Spin wave excitations in the tetragonal double perovskite Sr$_2$CuWO$_6$

TL;DR

This study investigates spin wave excitations in Sr$_2$CuWO$_6$ using inelastic neutron scattering, revealing highly two-dimensional magnetic interactions and a weak anisotropy, with experimental and theoretical analyses providing new insights into its magnetic properties.

Contribution

The paper combines experimental neutron scattering data with theoretical calculations to show that next nearest neighbour interactions dominate in Sr$_2$CuWO$_6$, contrasting previous ab-initio results.

Findings

Dispersive spin wave modes observed at 6 K

Partial survival of spin waves above T_N=24 K

Next nearest neighbour interactions are strongest

Abstract

Sr$_2$CuWO$_6$ is a double perovskite proposed to be at the border between two and three dimensional magnetism, with a square lattice of $S=\frac{1}{2}$ Cu$^{2+}$ ions. We have used inelastic neutron scattering to investigate the spin wave excitations of the system, to find out how they evolve as a function of temperature, as well as to obtain information about the magnetic exchange interactions. We observed well defined dispersive spin wave modes at $6$~K, which partially survive above the magnetic ordering temperature, $T_N=24$~K. Linear spin wave theory is used to determine the exchange interactions revealing them to be highly two-dimensional in nature.

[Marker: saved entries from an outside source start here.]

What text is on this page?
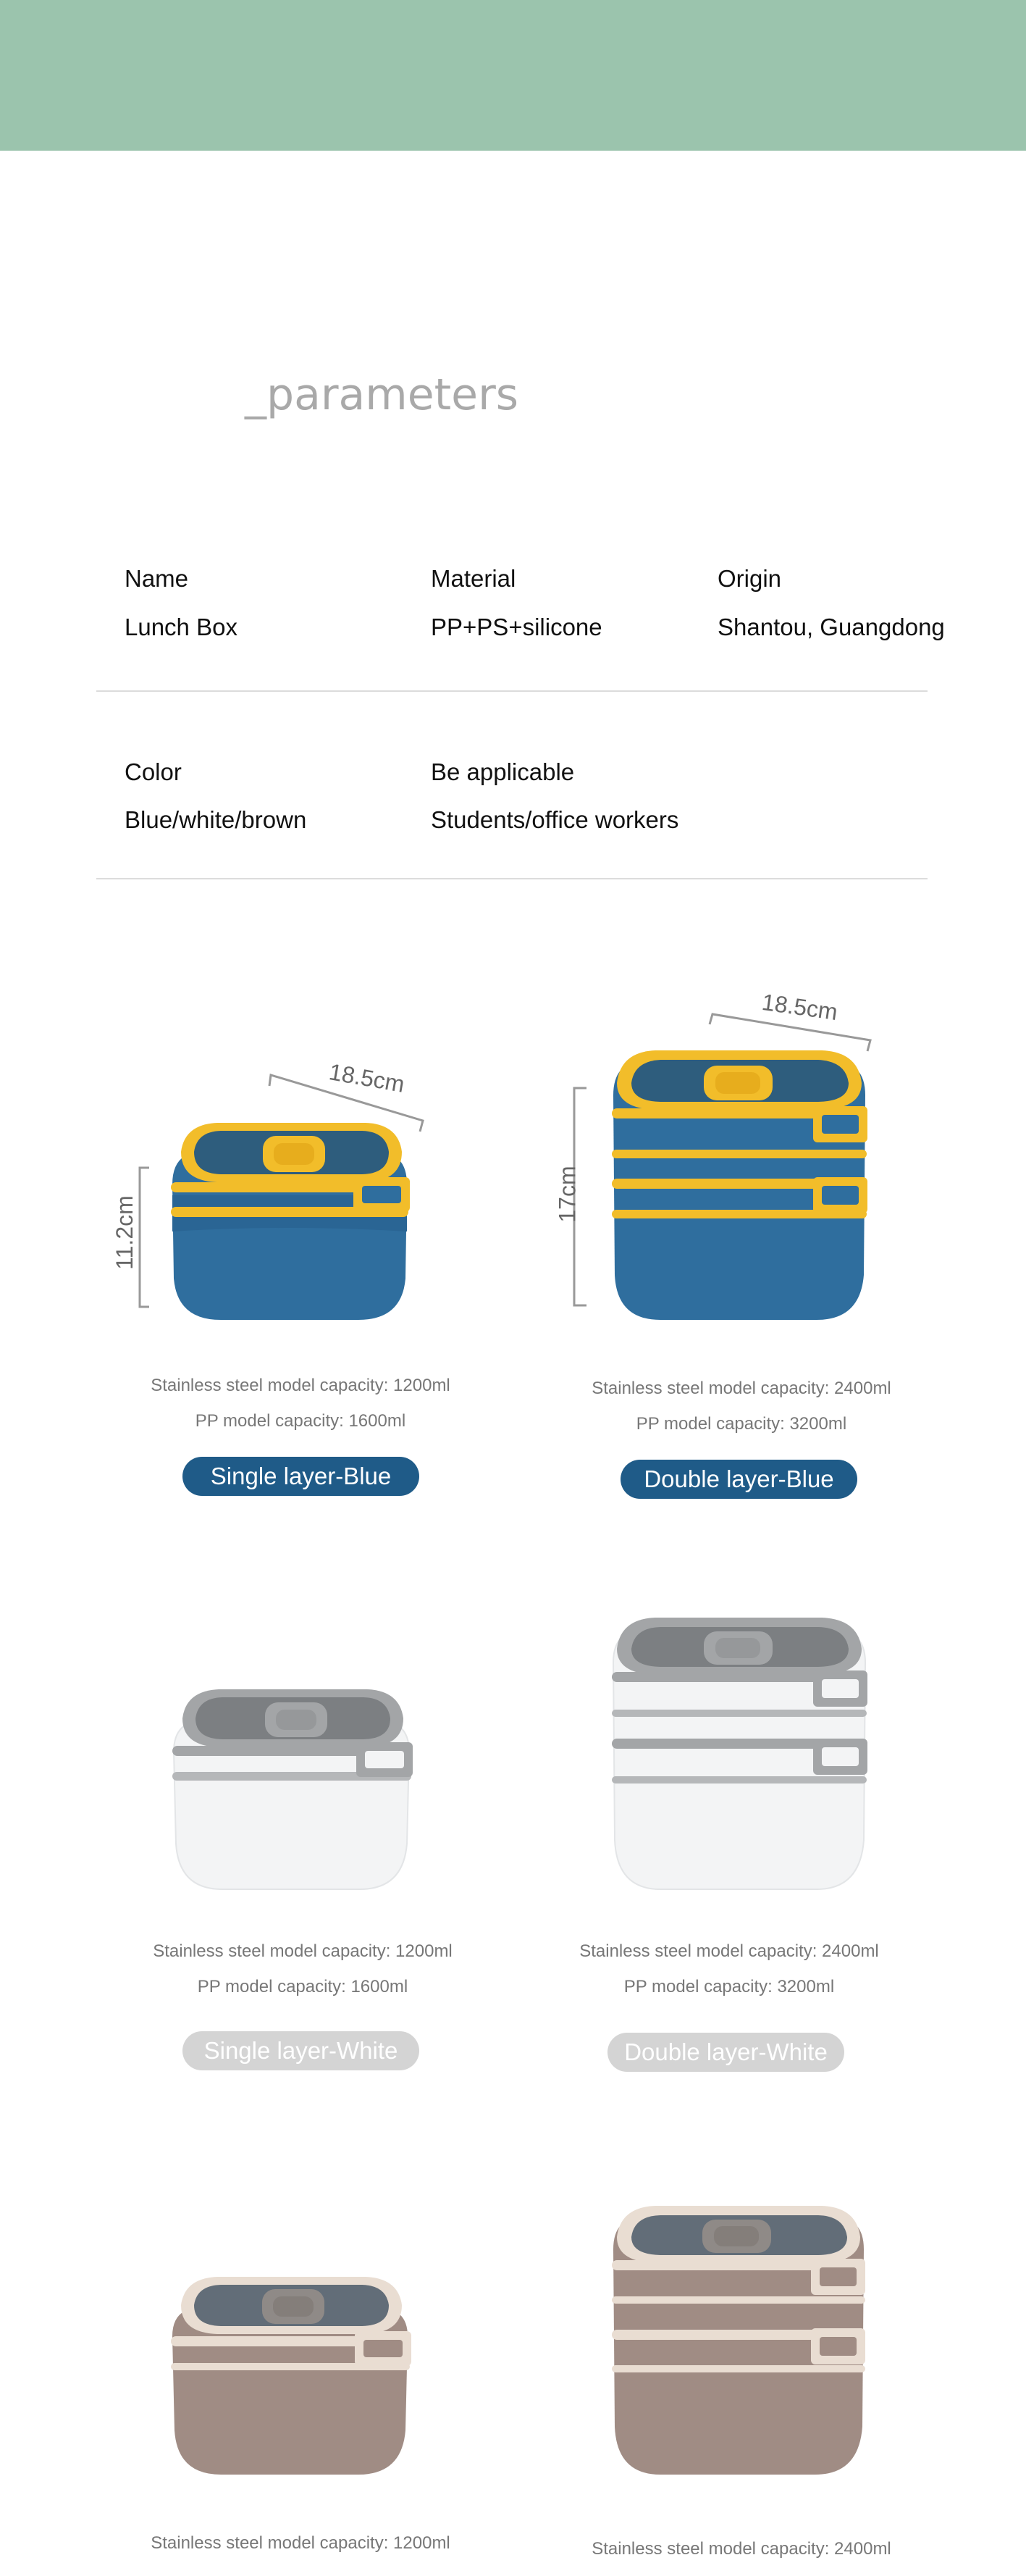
_parameters
Name
Lunch Box
Material
PP+PS+silicone
Origin
Shantou, Guangdong
Color
Blue/white/brown
Be applicable
Students/office workers
18.5cm
11.2cm
Stainless steel model capacity: 1200ml
PP model capacity: 1600ml
Single layer-Blue
18.5cm
17cm
Stainless steel model capacity: 2400ml
PP model capacity: 3200ml
Double layer-Blue
Stainless steel model capacity: 1200ml
PP model capacity: 1600ml
Single layer-White
Stainless steel model capacity: 2400ml
PP model capacity: 3200ml
Double layer-White
Stainless steel model capacity: 1200ml	Stainless steel model capacity: 2400ml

Density functional theory calculations are presented supporting this experimental finding, which is in contrast to a previous \emph{ab-initio} study of the magnetic interactions. Our analysis confirms that not the nearest neighbour, but the next nearest neighbour interactions in the tetragonal $ab$ plane are the strongest. Low incident energy measurements reveal the opening of a $0.6(1)$~meV gap below $T_N$, which suggests the presence of a very weak single ion anisotropy term in the form of an easy axis along $\hat{\mathbf{a}}$.